Newcastle
  Name:
Leslie Woodhall

  College: King's College
  Subject: French and German
  Class of: 1963








Memories of King’s College, Newcastle

A nesh West Midlander, I spent my (formative) student years (October 1959 to July 1963) reading Joint Honours in French and German at King’s College, Newcastle. Oh dear, it was so cold up there in the North-East, and that was just in summer. Many years later, I was warmer among the glaciers of Patagonia than I was playing soccer for King’s at Seaton Sluice on a Saturday afternoon in the middle of January, all the more so since the football club had recently acquired a set of high-fashion pale blue shirts with a V-neck and short sleeves! Crazy!

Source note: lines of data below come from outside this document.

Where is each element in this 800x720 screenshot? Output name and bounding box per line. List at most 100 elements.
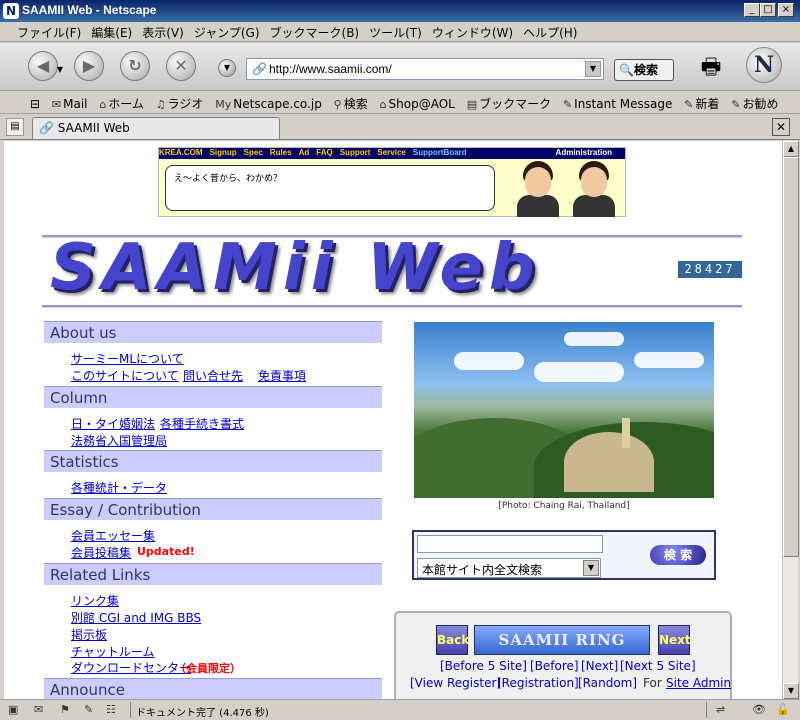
menu-view[interactable]: 表示(V) bbox=[137, 22, 189, 41]
page-link-icon: 🔗 bbox=[39, 121, 58, 135]
ring-view-register-link[interactable]: [View Register] bbox=[410, 676, 501, 690]
pb-home[interactable]: ⌂ ホーム bbox=[95, 92, 148, 112]
mail-icon[interactable]: ✉ bbox=[34, 703, 43, 716]
ring-site-admin-link[interactable]: Site Admin bbox=[666, 676, 731, 690]
composer-icon[interactable]: ✎ bbox=[84, 703, 93, 716]
banner-nav-ad[interactable]: Ad bbox=[299, 148, 310, 157]
ring-next-button[interactable]: Next bbox=[658, 625, 691, 655]
banner-nav-support[interactable]: Support bbox=[340, 148, 371, 157]
banner-ad[interactable]: KREA.COM Signup Spec Rules Ad FAQ Support Servi… bbox=[158, 147, 626, 217]
menu-bookmarks[interactable]: ブックマーク(B) bbox=[265, 22, 365, 41]
pb-netscape-jp[interactable]: My Netscape.co.jp bbox=[211, 94, 326, 111]
link-member-essays[interactable]: 会員エッセー集 bbox=[71, 527, 155, 544]
search-scope-select[interactable]: 本館サイト内全文検索 ▼ bbox=[417, 558, 601, 578]
link-disclaimer[interactable]: 免責事項 bbox=[258, 367, 306, 384]
ring-next-5-link[interactable]: [Next 5 Site] bbox=[620, 659, 696, 673]
link-chat-room[interactable]: チャットルーム bbox=[71, 643, 155, 660]
toolbar-menu-icon[interactable]: ⊟ bbox=[0, 94, 44, 111]
pb-radio[interactable]: ♫ ラジオ bbox=[152, 92, 208, 112]
url-input[interactable] bbox=[269, 61, 579, 77]
menu-edit[interactable]: 編集(E) bbox=[86, 22, 137, 41]
menu-file[interactable]: ファイル(F) bbox=[12, 22, 86, 41]
banner-nav-supportboard[interactable]: SupportBoard bbox=[413, 148, 467, 157]
print-icon[interactable]: 🖶 bbox=[696, 50, 726, 80]
ring-back-button[interactable]: Back bbox=[436, 625, 469, 655]
banner-nav-krea[interactable]: KREA.COM bbox=[159, 148, 203, 157]
link-member-posts[interactable]: 会員投稿集 bbox=[71, 544, 131, 561]
banner-admin-link[interactable]: Administration bbox=[556, 148, 612, 157]
banner-nav-signup[interactable]: Signup bbox=[210, 148, 237, 157]
pb-recommend[interactable]: ✎ お勧め bbox=[727, 92, 782, 112]
navigation-toolbar: ◀▼ ▶ ↻ ✕ ▼ 🔗 ▼ bbox=[0, 43, 800, 91]
recommend-icon: ✎ bbox=[731, 98, 741, 111]
link-cgi-img-bbs[interactable]: 別館 CGI and IMG BBS bbox=[71, 609, 201, 626]
ring-before-5-link[interactable]: [Before 5 Site] bbox=[440, 659, 527, 673]
pb-search[interactable]: ⚲ 検索 bbox=[330, 92, 372, 112]
site-search-button[interactable]: 検 索 bbox=[650, 545, 706, 565]
pb-new[interactable]: ✎ 新着 bbox=[680, 92, 723, 112]
link-marriage-law[interactable]: 日・タイ婚姻法 bbox=[71, 415, 155, 432]
maximize-button[interactable]: □ bbox=[760, 3, 776, 17]
menu-tools[interactable]: ツール(T) bbox=[364, 22, 427, 41]
pb-instant-message[interactable]: ✎ Instant Message bbox=[559, 94, 676, 111]
banner-nav-faq[interactable]: FAQ bbox=[316, 148, 332, 157]
pb-mail[interactable]: ✉ Mail bbox=[48, 94, 92, 111]
link-link-collection[interactable]: リンク集 bbox=[71, 592, 119, 609]
section-about-us: About us bbox=[44, 321, 382, 343]
menu-window[interactable]: ウィンドウ(W) bbox=[427, 22, 518, 41]
ring-random-link[interactable]: [Random] bbox=[578, 676, 637, 690]
link-about-site[interactable]: このサイトについて bbox=[71, 367, 179, 384]
ring-logo[interactable]: SAAMII RING bbox=[474, 625, 650, 655]
link-bbs[interactable]: 掲示板 bbox=[71, 626, 107, 643]
history-dropdown-button[interactable]: ▼ bbox=[218, 59, 236, 77]
my-icon: My bbox=[215, 98, 232, 111]
reload-button[interactable]: ↻ bbox=[120, 51, 150, 81]
link-contact[interactable]: 問い合せ先 bbox=[183, 367, 243, 384]
page-content: KREA.COM Signup Spec Rules Ad FAQ Support Servi… bbox=[4, 141, 782, 699]
back-dropdown-icon[interactable]: ▼ bbox=[57, 56, 63, 84]
scroll-up-icon[interactable]: ▲ bbox=[783, 141, 799, 157]
menu-go[interactable]: ジャンプ(G) bbox=[189, 22, 265, 41]
pb-mail-label: Mail bbox=[63, 97, 88, 111]
online-status-icon[interactable]: ⇌ bbox=[716, 703, 725, 716]
scroll-thumb[interactable] bbox=[783, 157, 799, 557]
netscape-logo-icon[interactable]: N bbox=[746, 47, 782, 83]
tab-label: SAAMII Web bbox=[57, 121, 130, 135]
banner-nav-spec[interactable]: Spec bbox=[244, 148, 263, 157]
url-bar[interactable]: 🔗 ▼ bbox=[246, 58, 604, 80]
ring-before-link[interactable]: [Before] bbox=[530, 659, 579, 673]
scroll-down-icon[interactable]: ▼ bbox=[783, 683, 799, 699]
site-search-input[interactable] bbox=[417, 535, 603, 553]
minimize-button[interactable]: _ bbox=[744, 3, 760, 17]
address-book-icon[interactable]: ☷ bbox=[106, 703, 116, 716]
link-statistics-data[interactable]: 各種統計・データ bbox=[71, 479, 167, 496]
aim-icon[interactable]: ⚑ bbox=[60, 703, 70, 716]
component-bar-icon[interactable]: ▣ bbox=[8, 703, 18, 716]
link-download-center[interactable]: ダウンロードセンター bbox=[71, 659, 191, 676]
vertical-scrollbar[interactable]: ▲ ▼ bbox=[782, 141, 799, 699]
lock-icon[interactable]: 🔓 bbox=[776, 703, 790, 716]
new-tab-icon[interactable]: ▤ bbox=[6, 118, 24, 136]
pb-recommend-label: お勧め bbox=[742, 97, 779, 111]
menu-help[interactable]: ヘルプ(H) bbox=[518, 22, 582, 41]
window-title: SAAMII Web - Netscape bbox=[22, 3, 157, 17]
search-button[interactable]: 🔍検索 bbox=[614, 59, 674, 81]
close-window-button[interactable]: × bbox=[778, 3, 794, 17]
forward-button[interactable]: ▶ bbox=[74, 51, 104, 81]
url-dropdown-icon[interactable]: ▼ bbox=[585, 61, 601, 77]
pb-bookmarks[interactable]: ▤ ブックマーク bbox=[463, 92, 555, 112]
security-icon[interactable]: 👁 bbox=[752, 703, 766, 716]
link-immigration-bureau[interactable]: 法務省入国管理局 bbox=[71, 432, 167, 449]
close-tab-button[interactable]: ✕ bbox=[772, 118, 790, 136]
banner-nav-rules[interactable]: Rules bbox=[270, 148, 292, 157]
tab-saamii-web[interactable]: 🔗 SAAMII Web bbox=[32, 117, 280, 139]
link-saamii-ml[interactable]: サーミーMLについて bbox=[71, 350, 184, 367]
ring-next-link[interactable]: [Next] bbox=[581, 659, 618, 673]
banner-nav-service[interactable]: Service bbox=[377, 148, 405, 157]
ring-registration-link[interactable]: [Registration] bbox=[497, 676, 579, 690]
back-button[interactable]: ◀ ▼ bbox=[28, 51, 63, 81]
section-announce: Announce bbox=[44, 678, 382, 699]
pb-shop[interactable]: ⌂ Shop@AOL bbox=[376, 94, 459, 111]
stop-button[interactable]: ✕ bbox=[166, 51, 196, 81]
link-procedure-forms[interactable]: 各種手続き書式 bbox=[160, 415, 244, 432]
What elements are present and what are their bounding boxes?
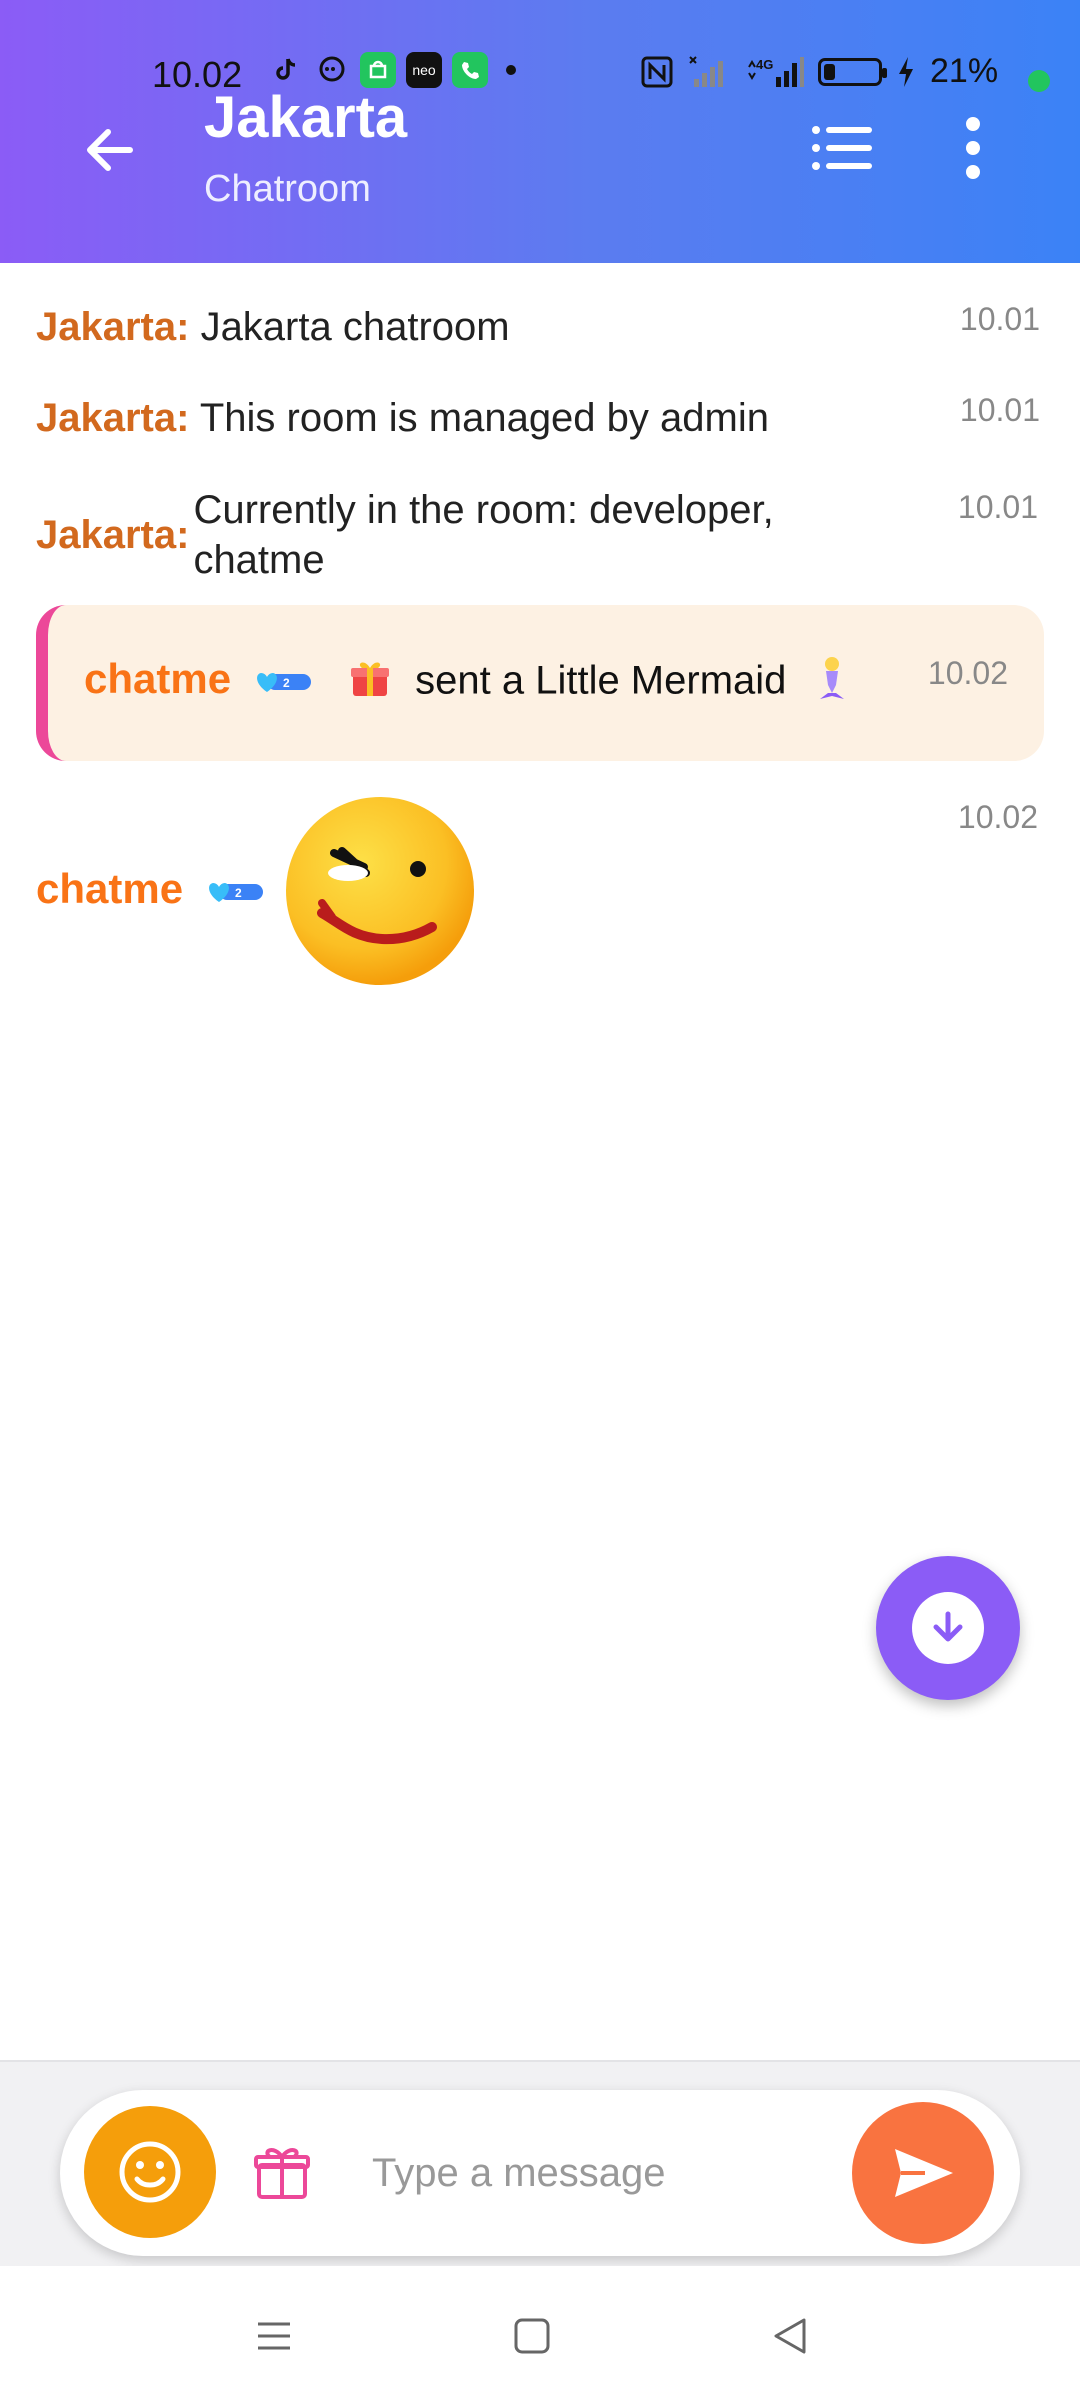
- arrow-down-circle-icon: [912, 1592, 984, 1664]
- charging-icon: [899, 56, 913, 87]
- message-time: 10.01: [957, 489, 1038, 525]
- chat-bubble-icon: [314, 52, 350, 88]
- signal-no-service-icon: [689, 55, 723, 87]
- message-sender[interactable]: Jakarta:: [36, 396, 189, 440]
- sticker-sender-name[interactable]: chatme: [36, 865, 183, 912]
- heart-badge-icon: 2: [256, 672, 311, 692]
- gift-box-icon: [348, 656, 392, 710]
- gift-button[interactable]: [246, 2136, 318, 2208]
- back-arrow-icon: [87, 129, 133, 171]
- menu-lines-icon: [258, 2322, 290, 2350]
- message-sender[interactable]: Jakarta:: [36, 305, 189, 349]
- system-message: Jakarta: This room is managed by admin 1…: [36, 392, 1046, 441]
- svg-text:2: 2: [235, 886, 242, 900]
- list-icon: [812, 126, 872, 170]
- notification-icons: neo: [268, 52, 516, 88]
- status-bar: 10.02 neo 4G 21%: [0, 40, 1080, 110]
- battery-icon: [818, 57, 887, 86]
- participants-list-button[interactable]: [804, 110, 880, 186]
- svg-text:4G: 4G: [756, 57, 773, 72]
- system-message: Jakarta: Jakarta chatroom 10.01: [36, 301, 1046, 350]
- more-options-button[interactable]: [938, 108, 1008, 188]
- message-text: This room is managed by admin: [199, 396, 769, 440]
- message-time: 10.01: [959, 301, 1040, 337]
- message-time: 10.02: [927, 655, 1008, 691]
- composer-pill: [60, 2090, 1020, 2256]
- gift-message-card: chatme 2 sent a Little Mermaid 10.02: [36, 605, 1044, 761]
- signal-4g-icon: 4G: [748, 56, 804, 87]
- privacy-indicator-dot: [1028, 70, 1050, 92]
- more-notifications-dot: [506, 65, 516, 75]
- phone-call-icon: [452, 52, 488, 88]
- tiktok-icon: [268, 52, 304, 88]
- message-text: Currently in the room: developer, chatme: [193, 488, 774, 582]
- svg-text:2: 2: [283, 676, 290, 690]
- send-icon: [895, 2149, 953, 2197]
- recents-button[interactable]: [244, 2306, 304, 2366]
- smiley-icon: [119, 2141, 181, 2203]
- back-nav-button[interactable]: [760, 2306, 820, 2366]
- triangle-back-icon: [774, 2318, 806, 2354]
- message-text: Jakarta chatroom: [200, 305, 510, 349]
- gift-text-row: sent a Little Mermaid: [348, 655, 852, 711]
- square-icon: [514, 2318, 550, 2354]
- system-nav-bar: [0, 2266, 1080, 2400]
- shopping-app-icon: [360, 52, 396, 88]
- wink-smile-sticker[interactable]: [282, 793, 478, 989]
- system-status-icons: 4G 21%: [640, 52, 998, 91]
- battery-percent: 21%: [930, 52, 999, 90]
- home-button[interactable]: [502, 2306, 562, 2366]
- scroll-to-bottom-button[interactable]: [876, 1556, 1020, 1700]
- system-message: Jakarta: Currently in the room: develope…: [36, 485, 836, 585]
- message-time: 10.01: [959, 392, 1040, 428]
- send-button[interactable]: [852, 2102, 994, 2244]
- gift-sender-row: chatme 2: [84, 655, 315, 703]
- nfc-icon: [641, 56, 673, 87]
- sticker-sender-row: chatme 2 :: [36, 865, 302, 913]
- composer-bar: [0, 2060, 1080, 2268]
- message-input[interactable]: [370, 2142, 874, 2204]
- app-header: 10.02 neo 4G 21% Jakarta Chatroom: [0, 0, 1080, 263]
- more-vertical-icon: [966, 117, 980, 179]
- emoji-button[interactable]: [84, 2106, 216, 2238]
- gift-sender-name[interactable]: chatme: [84, 655, 231, 702]
- gift-icon: [254, 2148, 310, 2199]
- gift-text: sent a Little Mermaid: [415, 658, 787, 703]
- neo-app-icon: neo: [406, 52, 442, 88]
- page-title: Jakarta: [204, 85, 408, 150]
- page-subtitle: Chatroom: [204, 168, 371, 210]
- back-button[interactable]: [70, 110, 150, 190]
- heart-badge-icon: 2: [208, 882, 263, 902]
- mermaid-icon: [812, 655, 852, 711]
- message-sender[interactable]: Jakarta:: [36, 513, 189, 558]
- message-time: 10.02: [957, 799, 1038, 835]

But I must get my priorities right: Sport; Studies; Matrimony. Alphabetical order (and the desire to avoid any unnecessary domestic aggro) dictates that I should begin by recording that I met my future wife at King’s very early on in October 1959. We were married in the summer of 1963 after graduation and celebrated our 57th wedding anniversary in August 2020.

My studies took me into the French and German Departments, at that time housed in somewhat dilapidated Victorian dwellings off the North Road, just south of Exhibition Park. The German Department, under Prof. Mennie, was in Sydenham Terrace, its French counterpart, under Prof. Girdlestone, in Devonshire Terrace – I think. My lecturers were all highly competent in their respective fields. I owe them a lot, and I did keep in touch with some of them for many years. Just one anecdote: Norman Suckling, a senior lecturer in French and man of many interests, departed in haste at the end of a lecture saying: “must dash, I’ve left my harpsichord on Barras Bridge”.

Student life in the early 1960s was much more sedate than would seem to be the case now, more than 50 years on. The occasional parties that were organised were strictly BYOB. That entailed a quick visit to the nearest off-licence to purchase a bottle of either “Spanish Sauternes” (arguably a white wine) or some red wine, the name of which (fortunately) escapes me. The wine was decanted from very large barrels into (empty and possibly washed) “Newky Broon” pint bottles and cost half-a-crown (=2/6d or + 12 post-1971 pence).

No record of this period would be complete without a reference to the Bun Room in the Students’ Union. Any readers who were there will need no further explanation, and anyone who wasn’t there wouldn’t believe me anyway. At lunchtime, the Barras Bridge refec offered for a pittance a wonderful Welsh rarebit, the like of which I have never tasted since. Those flush with money could even order baked beans on the side. Luxury!

After settling in at Eustace Percy Hall – the largest one-storey Hall of Residence in the entire Kingdom, or so we were told – my burning ambition was to claim the No 10 shirt for the KCAFC. I achieved that goal just before Easter 1960 and retained the shirt during my second year. My year abroad in France (61-62) interrupted my footballing career at King’s, but it was a privilege and pleasure to play with Matt McCargo, Dave Hookway, Bill Douglas, Dave Kidd, Max Haggett, John Scott, Dave Grogan …

I began this recital with a reference to how cold it was in Newcastle. The winter in my final year (62-63) was the coldest since 1947, or 1954, or whenever. People were actually skiing along Jesmond Road into the city centre.

Writing this piece has brought many more memories flooding into my brain, but I had better close this (for me) enjoyable trip down Memory Lane before I get really carried away.